As a reminder Q4 is when all the unanswered questions are expected to clash violently: to NEW QE or not to NEW QE, the “5% of GDP” fiscal cliff, US elections and the 18th National Congress of China, the debt ceiling, and not to mention Europe which will be there all along. And let’s not forget Apple: “Apple is likely to be the top contributor to S&P 500 EPS this quarter. Exxon (XOM) had been the top S&P 500 EPS contributor since 2003, but Apple surpassed it last quarter.” If something happens to the coolness factor of AAPL, watch out below. Hopefully margins will somehow find a way to boost themselves to all time records among all this uncertainty.
Going back to Goldman, here are the firm’s nine takeaways from Earnings Season:
A total of 421 firms in the S&P 500 have now released 1Q 2012 results representing 88% of the equity cap. Below we highlight 9 takeaways:
1. More surprises than average. The percentage of firms beating consensus EPS expectations by more than one standard deviation (our definition of a positive surprise) exceeds the historical average. The number of firms missing by more than one standard deviation is in-line with the average. Of the 421 firms that have announced results this quarter, 42% of firms beat expectations and 13% have missed. The ten year historical average of beat and misses equals 40% and 13%, respectively (see Exhibit 1).
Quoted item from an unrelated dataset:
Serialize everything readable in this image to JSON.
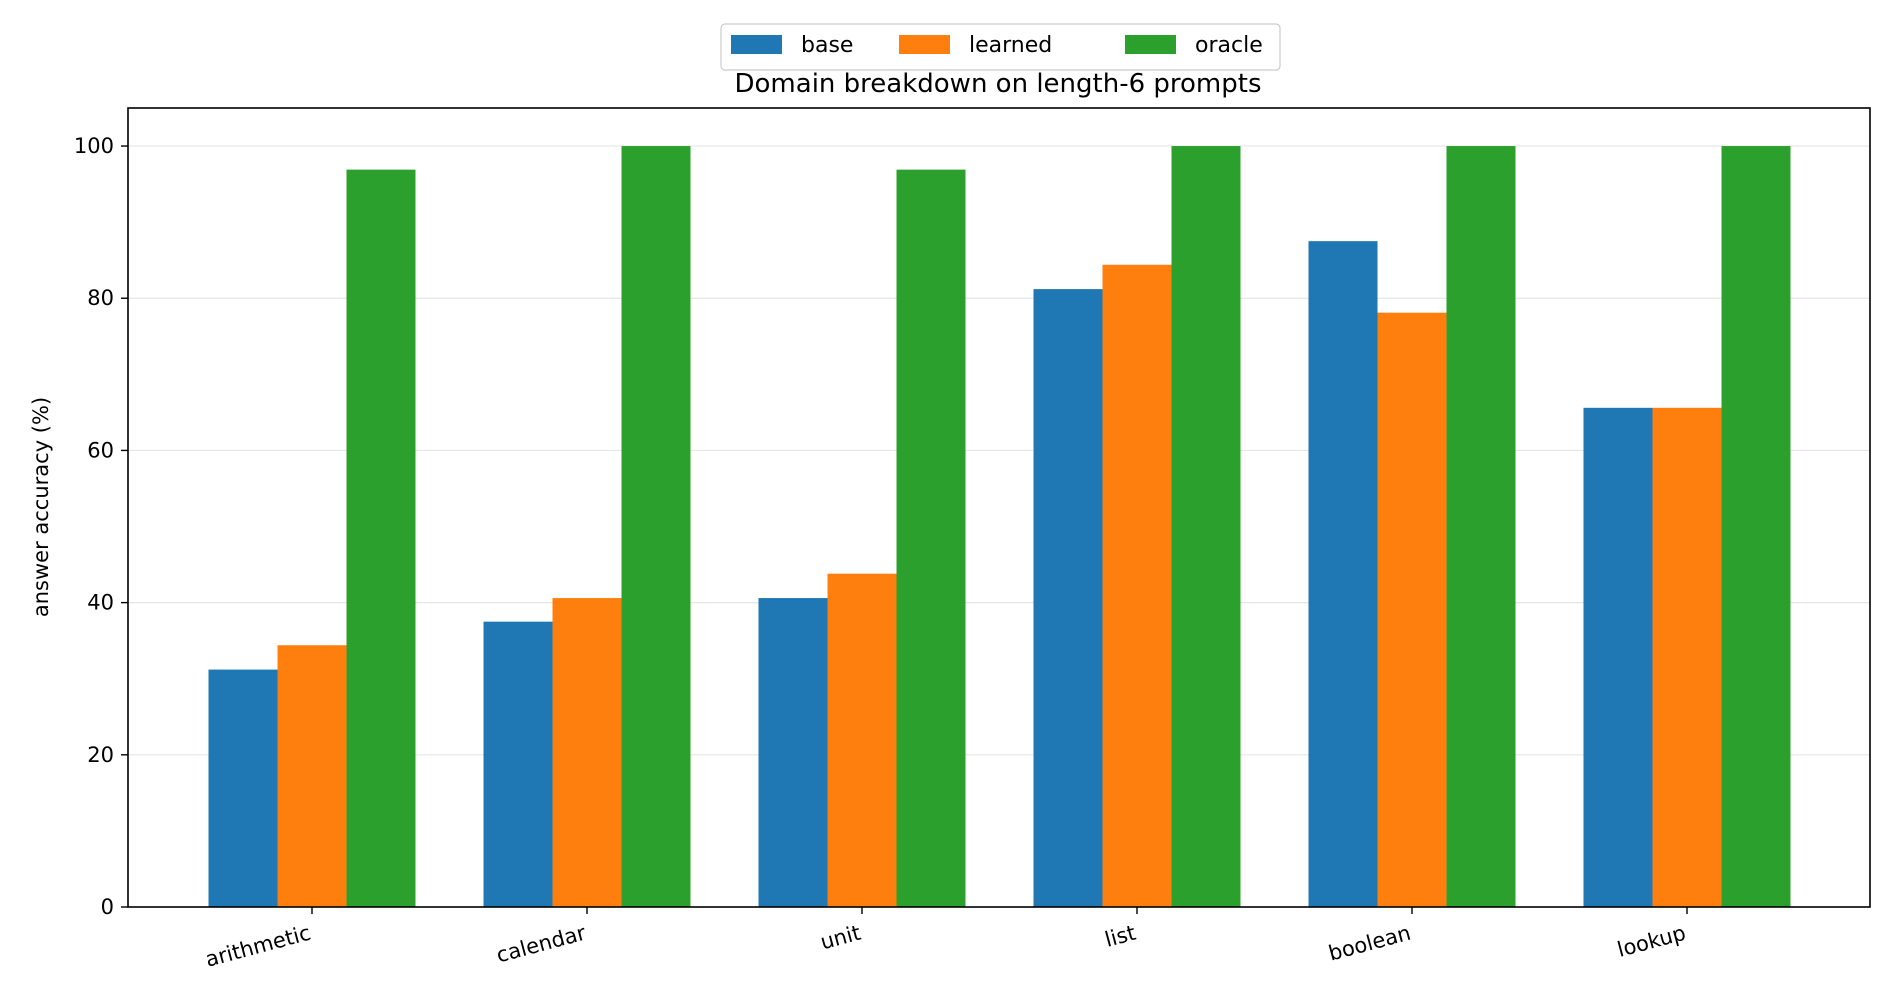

2. Earnings above expectations. 1Q EPS is tracking 1% above the consensus estimate at the start of reporting season, $24.10 vs. $23.88 (see Exhibit 2). The median surprise over the past ten years has been 1.8%. The 1Q estimate fell by 3% between the start of the 4Q 2011 reporting season in mid-January and the start of the 1Q 2012 season in early April, which aided the level of surprise. Accounting differences between adjusted and operating results for PRU and PFE reduced aggregate earnings level.